Pour travailler avec des matières premières 100 % locales, car en France les baies de genévrier sont majoritairement importées d’Europe de l’Est alors que les monts d’Auvergne sont riches de genévriers sauvages d’une qualité exceptionnelle. Ces baies, tout comme les feuilles de verveine citronnées, sont récoltées par la Sicarappam (coopérative spécialisée dans les plantes aromatiques). Leur coût est cinq fois plus élevé, mais indispensable pour élaborer un London dry gin premium. Les deux botaniques sont labellisées bio.

Quelle est l’histoire de votre distillerie ?

Créée en 2021, la Distillerie des Scories a souhaité faire renaître le métier de distillateur dans le Puy-de-Dôme. Les lois et la fiscalité sur les alcools mises en place après la Seconde Guerre mondiale ont entraîné la disparition de cette activité et des savoir-faire liés : fabricants d’alambics, tonneliers, verreries, etc. Par ailleurs, la localisation géographique a également une importance capitale, car nous bénéficions d’un accès à l’eau des volcans d’Auvergne, naturellement peu minéralisée et idéale pour le travail des eaux-de-vie (pas de traitement de déminéralisation nécessaire).

Pourquoi les Scories ?

Les Scories sont les fragments de lave projetés en l’air lors d’éruptions volcaniques. Ils retombent en refroidissant et ont formé 80 % des volcans de la chaîne des Puys. Tel un volcan en éruption, la « lave » de l’alambic se transforme en scories très spéciales : des bouteilles de London dry gin premium et unique.

Pouvez-vous nous en dire plus sur vos méthodes et les plantes utilisées ?

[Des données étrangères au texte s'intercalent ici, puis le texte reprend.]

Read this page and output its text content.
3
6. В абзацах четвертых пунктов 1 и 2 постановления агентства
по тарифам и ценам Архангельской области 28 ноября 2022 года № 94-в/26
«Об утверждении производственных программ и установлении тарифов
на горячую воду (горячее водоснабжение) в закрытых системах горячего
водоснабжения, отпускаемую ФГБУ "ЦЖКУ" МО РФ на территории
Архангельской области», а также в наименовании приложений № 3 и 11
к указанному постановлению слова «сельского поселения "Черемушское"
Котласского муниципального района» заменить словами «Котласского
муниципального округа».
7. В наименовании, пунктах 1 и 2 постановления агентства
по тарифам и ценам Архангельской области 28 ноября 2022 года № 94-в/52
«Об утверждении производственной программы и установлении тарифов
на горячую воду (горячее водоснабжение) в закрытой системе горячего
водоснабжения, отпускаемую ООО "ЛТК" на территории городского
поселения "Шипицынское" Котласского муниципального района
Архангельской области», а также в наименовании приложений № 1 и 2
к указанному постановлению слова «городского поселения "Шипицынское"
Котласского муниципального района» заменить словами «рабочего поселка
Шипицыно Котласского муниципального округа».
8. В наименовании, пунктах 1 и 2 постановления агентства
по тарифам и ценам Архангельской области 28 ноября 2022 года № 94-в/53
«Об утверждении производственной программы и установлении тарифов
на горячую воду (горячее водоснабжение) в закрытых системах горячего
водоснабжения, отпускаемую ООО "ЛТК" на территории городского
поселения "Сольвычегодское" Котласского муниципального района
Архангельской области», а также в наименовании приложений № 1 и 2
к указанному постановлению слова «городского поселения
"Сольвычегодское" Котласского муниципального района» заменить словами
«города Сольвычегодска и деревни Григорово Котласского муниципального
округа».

La distillation en simple passe est réalisée dans un alambic en cuivre de l’atelier Lagorsse dont le pilotage de la chauffe est manuel. Les baies de genévrier, tout comme les feuilles de verveine citronnée, sont récoltées à la main dans les monts d’Auvergne et labellisés bio.

Quel a été votre plus grand défi ?

Notre principale difficulté est de ne vouloir travailler qu’avec des botaniques locales, car elles coûtent cinq fois plus cher que les plantes importées, tout en maintenant un prix abordable pour notre gin.

Quelle est votre plus grande fierté ?

La Distillerie des Scories est désormais membre du Collège culinaire de France ! Validation à l’unanimité par les chefs fondateurs dont Alain Ducasse, Yannick Alleno, Gilles Goujon et tant d’autres pointures !

Trois mots pour décrire votre gin ?

London dry gin, engagé et premium.

Comment apprécier au mieux votre gin ?

Pur légèrement chambré (10-12 °C) ou en gin-to avec un indian tonic léger, à la bulle fine et peu sucré.

À part le vôtre, évidemment, quels gins français vous semblent incontournables ?

N’ayant pas eu la chance de tous les déguster, je poursuis mes efforts dans ce sens.

Des projets ? Des envies ?

En parallèle du London Dry Gin, nous avons créé une eau-de-vie de citron (commercialisée en Vodka citron) et des pur malt et whisky sont en cours de vieillissement en fûts de chêne.